Московские власти сконцентрировали внимание на двух моментах биографии Отрепьева: его насильственном пострижении и соборном осуждении «вора» в московский период его жизни. Но в их объяснениях по этим пунктам были серьезные неувязки. Одна версия излагалась в дипломатических наказах, адресованных польскому двору. В них значилось буквально следующее: Юшка Отрепьев, «як был в миру, и он по своему злодейству отца своего не слухал, впал в ересь, и воровал, крал, играл в зернью, и бражничал, и бегал от отца многажда, и заворовався, постригсе у черницы…»[15].

Нетрудно установить, с чьих слов был составлен этот убийственный отзыв о Юрии Отрепьеве. Незадолго до посылки наказа в Польшу в Москву вернулся Смирной Отрепьев, ездивший за рубеж по заданию Посольского приказа для свидания с Григорием-Юрием. Очевидно, он и был автором назидательной новеллы о беспутном дворянском сынке.

Юшка отверг сначала родительский авторитет, а потом авторитет самого бога. После пострижения он «отступил от бога, впал в ересь и в чорнокнижье, и призыване духов нечистых и отъреченья от бога у него выняли». Узнав об этих преступлениях, патриарх осудил его на пожизненное заключение в тюрьму.

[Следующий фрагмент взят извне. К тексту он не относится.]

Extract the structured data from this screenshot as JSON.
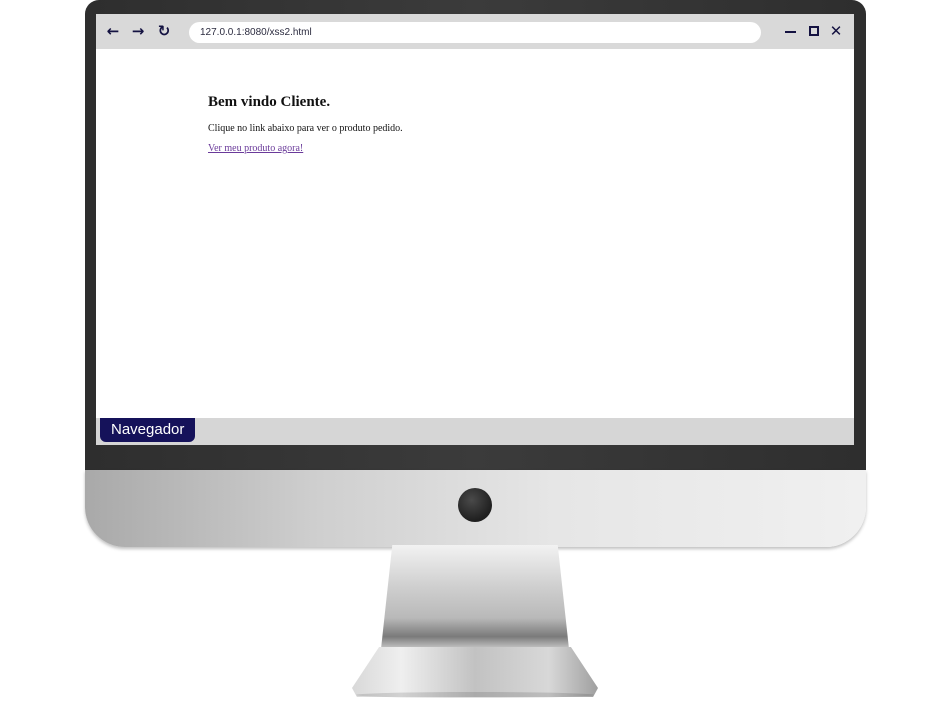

Посольский приказ фальсифицировал биографию Отрепьева в двух самых важных пунктах. Цели фальсификации предельно ясны. Посольскому приказу важно было представить Отрепьева как одиночку, за спиной которого нет никаких серьезных сил, а заодно изобразить его изобличенным преступником, чтобы иметь основание потребовать от поляков выдачи «вора».

С дружеским венским двором царь поддерживал куда более доверительные отношения, чем с польским. Поэтому в письме к императору Борис позволил себе некоторую откровенность по поводу Отрепьева. Русский оригинал послания Бориса австрийскому императору, датированного 1604 годом, хранится в Венском архиве и до сих пор не опубликован. Приведем здесь полностью разъяснения царя по поводу личности Отрепьева. До своего пострижения, утверждал Борис, Юшка «был в холопех у дворянина нашего у Михаила Романова и, будучи у него, учал воровати, и Михайло за его воровство велел его збити з двора, и тот страдник учал пуще прежнего воровать, и за то его воровство хотели его повесить, и он от тое смертные казни сбежал, постригся в дальних монастырех, а назвали его в черпецех Григорием»[16].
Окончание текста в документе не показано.